The Center for Economic and Policy Research, headed
by University of Michigan-trained economists Dean
Baker and Mark Weisbrot, reported that unionized
workers enjoy a wage premium on the order of 10% to
20% relative to nonunion workers with similar
characteristics.
Economic data have long shown a wage premium for
unionized workers relative to nonunion workers. The
new study extends the analysis to workers at
different wage levels.
The report, titled "The Union Wage Advantage for
Low-Wage Workers," said that for workers in the
lowest tenth of the pay scale, the union premium
amounted to more than 20% over nonunion workers. For
those in the highest tenth of the pay scale, the
premium shrank to about 6%, but the benefit appeared
at all levels.
In Michigan, the union premium ranged from a high of
about 14% for the lowest-paid workers to about 4%
for the highest paid.

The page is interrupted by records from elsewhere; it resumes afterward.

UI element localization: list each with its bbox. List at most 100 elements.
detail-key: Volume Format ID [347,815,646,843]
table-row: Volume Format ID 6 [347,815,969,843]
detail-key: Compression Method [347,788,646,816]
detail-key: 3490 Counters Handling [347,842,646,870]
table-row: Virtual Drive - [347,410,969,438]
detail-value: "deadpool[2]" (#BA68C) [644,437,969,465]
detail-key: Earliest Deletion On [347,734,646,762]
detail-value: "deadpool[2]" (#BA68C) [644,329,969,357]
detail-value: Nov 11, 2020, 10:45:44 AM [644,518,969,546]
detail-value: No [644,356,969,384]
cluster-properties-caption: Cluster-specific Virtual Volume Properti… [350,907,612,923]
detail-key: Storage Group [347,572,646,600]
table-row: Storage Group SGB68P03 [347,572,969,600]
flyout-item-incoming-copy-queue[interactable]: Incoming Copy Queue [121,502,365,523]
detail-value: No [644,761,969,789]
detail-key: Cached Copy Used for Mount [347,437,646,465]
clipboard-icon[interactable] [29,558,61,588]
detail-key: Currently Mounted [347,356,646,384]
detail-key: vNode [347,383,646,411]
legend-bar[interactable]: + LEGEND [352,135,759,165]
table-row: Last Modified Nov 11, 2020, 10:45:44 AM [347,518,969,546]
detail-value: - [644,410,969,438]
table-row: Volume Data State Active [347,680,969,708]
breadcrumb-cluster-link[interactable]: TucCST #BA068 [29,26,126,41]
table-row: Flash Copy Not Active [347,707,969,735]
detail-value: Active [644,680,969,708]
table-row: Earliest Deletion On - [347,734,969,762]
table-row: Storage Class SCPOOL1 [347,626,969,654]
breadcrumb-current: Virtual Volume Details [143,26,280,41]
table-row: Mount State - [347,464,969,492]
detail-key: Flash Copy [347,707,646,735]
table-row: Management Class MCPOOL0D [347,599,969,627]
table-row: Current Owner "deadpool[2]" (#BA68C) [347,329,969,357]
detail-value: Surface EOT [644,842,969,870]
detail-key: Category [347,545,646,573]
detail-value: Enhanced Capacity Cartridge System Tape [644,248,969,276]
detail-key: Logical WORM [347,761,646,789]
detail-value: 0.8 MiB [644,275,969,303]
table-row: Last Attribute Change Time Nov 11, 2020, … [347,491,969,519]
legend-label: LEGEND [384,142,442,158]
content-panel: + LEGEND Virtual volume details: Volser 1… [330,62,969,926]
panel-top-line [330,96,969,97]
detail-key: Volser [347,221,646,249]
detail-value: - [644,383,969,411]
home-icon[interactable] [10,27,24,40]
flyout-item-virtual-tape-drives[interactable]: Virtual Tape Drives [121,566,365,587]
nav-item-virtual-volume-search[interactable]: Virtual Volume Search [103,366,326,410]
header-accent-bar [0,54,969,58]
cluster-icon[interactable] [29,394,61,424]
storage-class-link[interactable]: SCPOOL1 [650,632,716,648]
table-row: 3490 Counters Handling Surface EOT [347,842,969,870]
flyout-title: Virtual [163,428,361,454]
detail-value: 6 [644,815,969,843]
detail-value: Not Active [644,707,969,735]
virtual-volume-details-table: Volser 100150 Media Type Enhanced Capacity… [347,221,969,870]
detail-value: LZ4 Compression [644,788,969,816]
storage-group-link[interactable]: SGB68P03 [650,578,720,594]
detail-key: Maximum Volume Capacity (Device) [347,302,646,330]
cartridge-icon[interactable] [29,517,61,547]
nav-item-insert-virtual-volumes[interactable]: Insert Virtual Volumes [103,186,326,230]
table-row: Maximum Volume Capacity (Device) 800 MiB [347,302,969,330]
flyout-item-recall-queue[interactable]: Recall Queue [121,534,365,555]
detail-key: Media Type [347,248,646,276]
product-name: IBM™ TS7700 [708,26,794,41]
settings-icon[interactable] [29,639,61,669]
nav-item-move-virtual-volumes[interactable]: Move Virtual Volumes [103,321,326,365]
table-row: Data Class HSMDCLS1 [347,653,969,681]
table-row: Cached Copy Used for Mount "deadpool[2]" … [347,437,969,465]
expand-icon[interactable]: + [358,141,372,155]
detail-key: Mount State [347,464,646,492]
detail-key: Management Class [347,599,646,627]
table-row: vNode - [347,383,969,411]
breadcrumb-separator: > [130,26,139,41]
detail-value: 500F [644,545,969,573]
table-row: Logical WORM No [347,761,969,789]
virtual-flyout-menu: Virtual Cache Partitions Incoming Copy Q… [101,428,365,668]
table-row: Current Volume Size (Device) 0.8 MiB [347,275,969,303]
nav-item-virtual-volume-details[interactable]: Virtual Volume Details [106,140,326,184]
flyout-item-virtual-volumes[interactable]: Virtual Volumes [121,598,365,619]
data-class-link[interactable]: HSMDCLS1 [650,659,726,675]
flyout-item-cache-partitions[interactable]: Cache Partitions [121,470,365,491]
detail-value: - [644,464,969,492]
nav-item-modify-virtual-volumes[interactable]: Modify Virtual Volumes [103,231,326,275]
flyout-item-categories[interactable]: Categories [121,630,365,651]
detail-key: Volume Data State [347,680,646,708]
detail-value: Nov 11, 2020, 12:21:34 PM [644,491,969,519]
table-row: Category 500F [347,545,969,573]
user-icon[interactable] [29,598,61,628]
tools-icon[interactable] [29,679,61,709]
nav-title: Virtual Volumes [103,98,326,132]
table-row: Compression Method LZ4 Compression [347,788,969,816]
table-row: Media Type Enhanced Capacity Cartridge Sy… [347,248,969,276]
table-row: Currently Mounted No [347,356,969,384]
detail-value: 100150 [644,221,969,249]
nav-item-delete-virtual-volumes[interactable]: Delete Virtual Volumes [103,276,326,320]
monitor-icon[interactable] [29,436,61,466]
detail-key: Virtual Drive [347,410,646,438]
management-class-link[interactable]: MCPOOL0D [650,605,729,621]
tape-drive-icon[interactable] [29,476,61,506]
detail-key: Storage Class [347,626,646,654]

The full study can be found at
www.cepr.net.
John Sweeney, president of the AFL-CIO, the nation's
largest union coalition, cheered the report.
"For millions of workers who work hard and take home
less to show for it, being part of a union that
provides a say on the job is all the more
important," Sweeney said. "This study proves that
for workers on the bottom rungs of the pay scale,
bargaining power is the best, and often only, means
to gain a leg up to the middle class."